Jean BernierL’hiver de force

Je ne sais pas pour vous, mais l’été qui se termine m’a plutôt fait l’effet d’un hiver. D’un rude hiver. Pourtant, Dieu sait qu’il a fait chaud.

Car l’hiver, dans notre pays, ne signifie-t-il pas silence, dormance, enfermement? Cet hiver-là a commencé le 23 mars, quand les librairies et les distributeurs ont fermé. Quel plus grand silence, pour un auteur, un éditeur, que celui de livres qui dorment dans des caisses ou qui sont en attente d’être imprimés? Un livre ne vit que quand il suscite une autre parole, un dialogue, une rencontre.

Et l’enfermement. Juste au moment où les jours commençaient à rallonger, nous nous sommes retrouvés encabanés comme nos aïeux aux premières neiges. Il fallait nous couvrir le visage quand nous quittions la maison, et nous écourtions nos sorties à l’extérieur, non pas pour nous protéger du froid, mais d’un mal que pouvaient nous transmettre nos semblables, et que nous pouvions à notre tour transmettre à nos vieux parents, aux plus fragiles, à ceux qui ont le plus besoin de chaleur. L’hiver du cœur.

Mais on sait que le silence et la dormance de l’hiver cachent une activité intense, et ce fut aussi le cas pour nous. Guettant impatiemment le retour des beaux jours, nous nous sommes tenus occupés à préparer nos livres. Nous nous affairions, séparés mais de concert, à mettre la dernière main aux trois premiers titres de la nouvelle collection « L’œil américain », dirigée par Louis Hamelin. Nous nous disions que vous auriez vous aussi envie, plus que jamais, de livres qui évoquent le grand air et les sortilèges de la nature, que vous n’hésiteriez pas à vous embarquer avec Muriel Wylie Blanchet pour explorer les fjords de la côte Ouest, comme elle le fait dans Les Étés de l’ourse.
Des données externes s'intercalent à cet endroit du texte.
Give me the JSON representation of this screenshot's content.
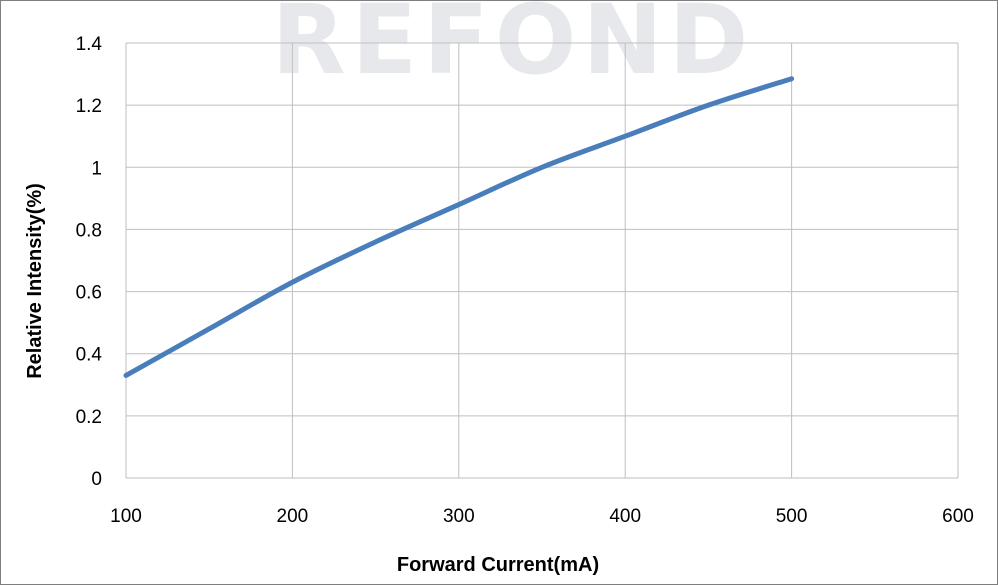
{
  "watermark": "REFOND",
  "chart_data": {
    "type": "line",
    "title": "",
    "xlabel": "Forward Current(mA)",
    "ylabel": "Relative Intensity(%)",
    "xlim": [
      100,
      600
    ],
    "ylim": [
      0,
      1.4
    ],
    "x_ticks": [
      100,
      200,
      300,
      400,
      500,
      600
    ],
    "y_ticks": [
      0,
      0.2,
      0.4,
      0.6,
      0.8,
      1,
      1.2,
      1.4
    ],
    "y_tick_labels": [
      "0",
      "0.2",
      "0.4",
      "0.6",
      "0.8",
      "1",
      "1.2",
      "1.4"
    ],
    "grid": true,
    "legend": "none",
    "series": [
      {
        "color": "#4a7ebb",
        "x": [
          100,
          150,
          200,
          250,
          300,
          350,
          400,
          450,
          500
        ],
        "y": [
          0.33,
          0.48,
          0.63,
          0.76,
          0.88,
          1.0,
          1.1,
          1.2,
          1.285
        ]
      }
    ]
  }
}
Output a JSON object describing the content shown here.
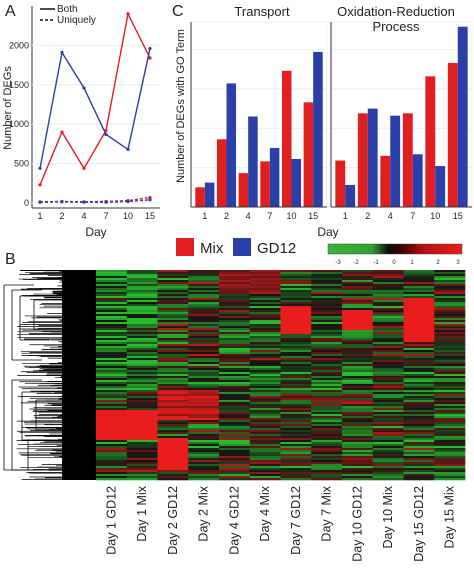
{
  "panels": {
    "a": {
      "letter": "A"
    },
    "b": {
      "letter": "B"
    },
    "c": {
      "letter": "C"
    }
  },
  "legend_top": {
    "both": "Both",
    "uniquely": "Uniquely"
  },
  "legend_mix_gd12": {
    "mix": "Mix",
    "gd12": "GD12"
  },
  "colors": {
    "mix": "#e02020",
    "gd12": "#2a3fa8"
  },
  "chart_data": [
    {
      "id": "A",
      "type": "line",
      "xlabel": "Day",
      "ylabel": "Number of DEGs",
      "categories": [
        "1",
        "2",
        "4",
        "7",
        "10",
        "15"
      ],
      "ylim": [
        0,
        2500
      ],
      "yticks": [
        0,
        500,
        1000,
        1500,
        2000
      ],
      "series": [
        {
          "name": "Both",
          "group": "Mix",
          "style": "solid",
          "values": [
            230,
            900,
            440,
            920,
            2400,
            1840
          ]
        },
        {
          "name": "Both",
          "group": "GD12",
          "style": "solid",
          "values": [
            440,
            1910,
            1460,
            870,
            680,
            1960
          ]
        },
        {
          "name": "Uniquely",
          "group": "Mix",
          "style": "dashed",
          "values": [
            15,
            20,
            15,
            20,
            30,
            70
          ]
        },
        {
          "name": "Uniquely",
          "group": "GD12",
          "style": "dashed",
          "values": [
            10,
            15,
            10,
            10,
            20,
            40
          ]
        }
      ]
    },
    {
      "id": "C",
      "type": "bar",
      "xlabel": "Day",
      "ylabel": "Number of DEGs with GO Term",
      "facets": [
        {
          "title": "Transport",
          "categories": [
            "1",
            "2",
            "4",
            "7",
            "10",
            "15"
          ],
          "series": [
            {
              "name": "Mix",
              "values": [
                25,
                86,
                43,
                58,
                173,
                133
              ]
            },
            {
              "name": "GD12",
              "values": [
                31,
                157,
                115,
                75,
                61,
                197
              ]
            }
          ]
        },
        {
          "title": "Oxidation-Reduction Process",
          "categories": [
            "1",
            "2",
            "4",
            "7",
            "10",
            "15"
          ],
          "series": [
            {
              "name": "Mix",
              "values": [
                59,
                119,
                65,
                119,
                166,
                183
              ]
            },
            {
              "name": "GD12",
              "values": [
                28,
                125,
                116,
                67,
                52,
                229
              ]
            }
          ]
        }
      ],
      "ylim": [
        0,
        235
      ]
    },
    {
      "id": "B",
      "type": "heatmap",
      "columns": [
        "Day 1 GD12",
        "Day 1 Mix",
        "Day 2 GD12",
        "Day 2 Mix",
        "Day 4 GD12",
        "Day 4 Mix",
        "Day 7 GD12",
        "Day 7 Mix",
        "Day 10  GD12",
        "Day 10 Mix",
        "Day 15  GD12",
        "Day 15 Mix"
      ],
      "colorscale": {
        "ticks": [
          "-3",
          "-2",
          "-1",
          "0",
          "1",
          "2",
          "3"
        ],
        "low": "#3cb43c",
        "mid": "#000000",
        "high": "#e81818"
      }
    }
  ]
}
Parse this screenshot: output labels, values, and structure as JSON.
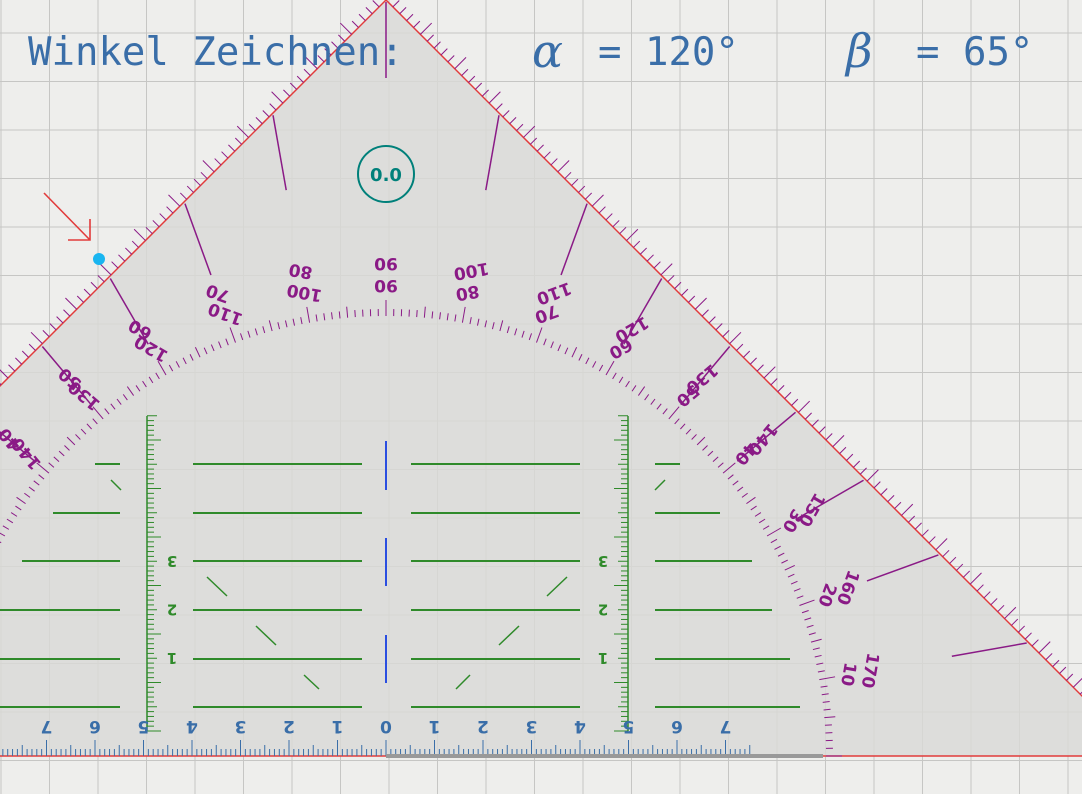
{
  "heading": {
    "task_label": "Winkel Zeichnen:",
    "alpha_symbol": "α",
    "alpha_value": "= 120°",
    "beta_symbol": "β",
    "beta_value": "= 65°"
  },
  "tool": {
    "name": "Geodreieck",
    "angle_readout": "0.0",
    "arc_outer_labels": [
      "10",
      "20",
      "30",
      "40",
      "50",
      "60",
      "70",
      "80",
      "90",
      "100",
      "110",
      "120",
      "130",
      "140",
      "150",
      "160",
      "170"
    ],
    "arc_inner_labels": [
      "10",
      "20",
      "30",
      "40",
      "50",
      "60",
      "70",
      "80",
      "90",
      "100",
      "110",
      "120",
      "130",
      "140",
      "150",
      "160",
      "170"
    ],
    "baseline_labels": [
      "7",
      "6",
      "5",
      "4",
      "3",
      "2",
      "1",
      "0",
      "1",
      "2",
      "3",
      "4",
      "5",
      "6",
      "7"
    ],
    "vertical_scale_labels": [
      "1",
      "2",
      "3"
    ]
  },
  "colors": {
    "background": "#eeeeec",
    "grid": "#c6c6c4",
    "tool_fill": "#d9d9d7",
    "tool_edge": "#e23b3b",
    "angle_scale": "#8a1a86",
    "mm_scale": "#3a6ea8",
    "guide_lines": "#2f8a2a",
    "readout": "#00807a",
    "handle": "#19b5f0",
    "heading": "#3a6ea8",
    "arrow": "#e23b3b"
  },
  "icons": {
    "pointer": "arrow-icon",
    "vertex_handle": "drag-handle-icon",
    "rotation_readout": "rotation-icon"
  }
}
Pour ma part, j’ai su que le printemps était enfin arrivé le 12 août, quand j’ai vu le sourire de ma libraire. Venaient de paraître deux romans, La Fille de la famille, de Louise Desjardins, et L’Œil de Jupiter, de Tristan Malavoy, et nous avons tout de suite senti qu’ils étaient accueillis par les lecteurs comme le petit miracle que produisent les perce-neige, avec leur entêtement à nous rappeler que la vie a vaincu le froid.

Et je savais que suivrait l’éclosion d’autres talents, de nouvelles paroles, comme celles de Mathieu Rolland, avec Souvenir de Night, qui évoque la force de vie et de mort que porte tout désir, et de Virginie Chaloux-Gendron, avec Fais de beaux rêves, qui nous ouvre les yeux sur l’extraordinaire complexité du geste de donner la vie.

Mais il y avait tout ce temps un autre silence. Des femmes ont pris la parole. Elles ont voulu le faire entre elles. Il ne fait pas de doute que cette volonté d’exclure les hommes de leur conversation, dans les circonstances, est légitime. Comment ne pas évoquer le bouleversant Ce qu’elles disent, de Miriam Toews. Mais cette volonté a également imposé le silence aux hommes, dont je fais partie. Impossible, quand on est un homme, de répondre à cette parole qui se dérobe, sinon par quelque déclaration vague, par quelque profession de bons sentiments. Les bons sentiments ne réussiront pas, je l’espère, à régler les questions qui sont soulevées là. À une amie qui me demandait ce que je pensais de tout cela, j’ai répondu que je ne peux chasser de mon esprit les dernières images du film Médée, de Pasolini. On y voit Médée/Callas allumer un brandon et le placer entre elle et Jason. Un rideau de feu sépare désormais les hommes et les femmes. Niente è più possibile ormai, crie-t-elle à l’homme qui l’a trahie. Rien n’est plus possible désormais.

À quand le printemps de cet hiver-là?